Historic Descriptions of Marshall Islands Canoes
compiled by Dirk H.R. Spennemann
Canoes at Mili Atoll (1788)--by Thomas Gilbert
Canoes at Mili Atoll (1876)--by James Lyle Young
This document tries to compile historic observation on the nature, consrcution and sailing abilities of Marshall Islands canoes. The texts reproduced here have been extracted from other documents mounted on this site. This page will be added as time and opportunity permit.
Canoes at Mili Atoll (1788)
While Thomas Gilbert's account of the first European contact with the southern Marshall Islands does not contain any descriptions of the appearance of Marshall Islands canoes, he furnished an illustration.

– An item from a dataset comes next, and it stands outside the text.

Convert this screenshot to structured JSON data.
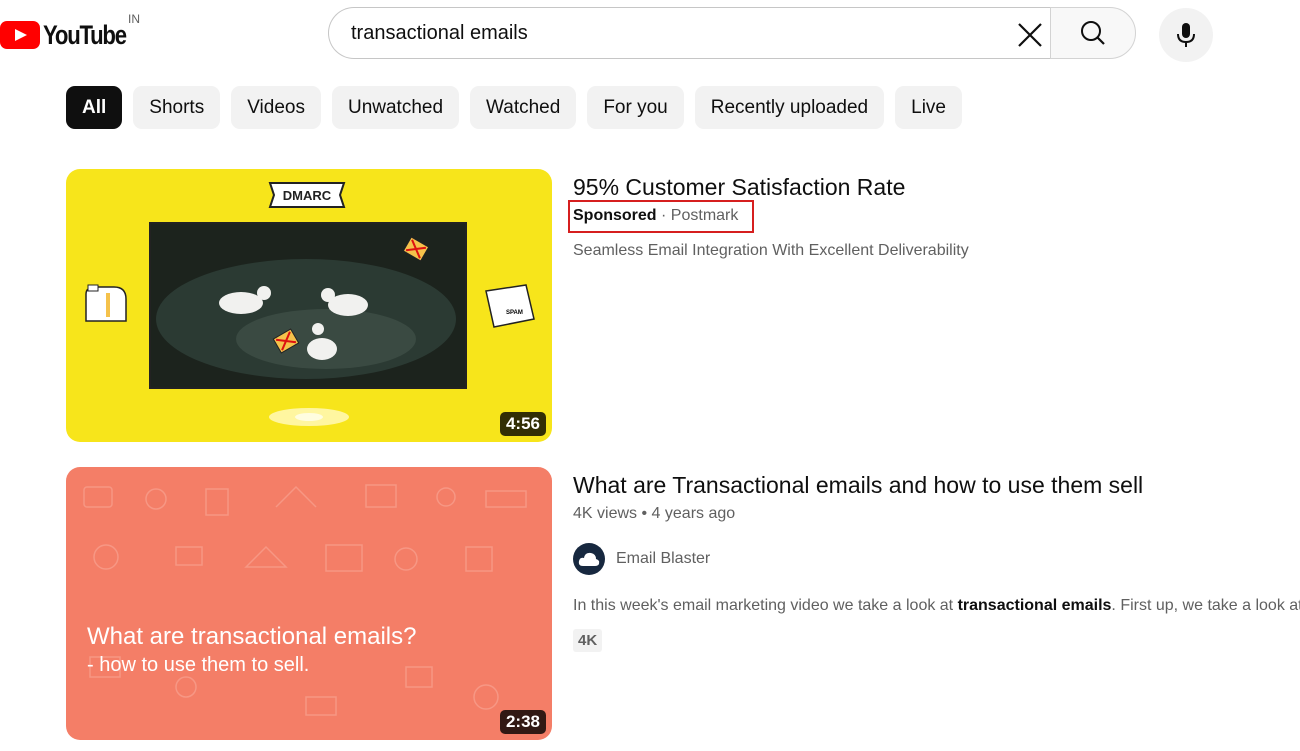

Canoes at Mili Atoll (1876)
The canoes here are of a different character to any of those of the people South of the Equator; they resemble those of the Gilbert Islanders in having the side furthest from the outrigger viz. the side which is always to leeward - flat, while that next the outrigger is rounded, but they are not like the Gilbert Island canoes, built of narrow planks of uniform width, but large irregularly shaped pieces of wood (breadfruit timber) like the Fijian or Tongan canoes. Their sails are like those of Polynesian canoes and are made of pandanus matting, in narrower breadths than those of the latter; their mast is stepped in the usual manner; but it is supported by a number of stays, (in the large canoes 10 and 12) leading from the masthead to the sticks which connect the outrigger and the hull. (The Southern canoes have generally only one stay to the outrigger from the masthead). The small spars which connect the hull and outrigger, do no as in the canoes of the Southern groups, project horizontally from the hull and fasten at right angles to short uprights driven into the outrigger, but are curved and insert directly into the centre of the outrigger proper.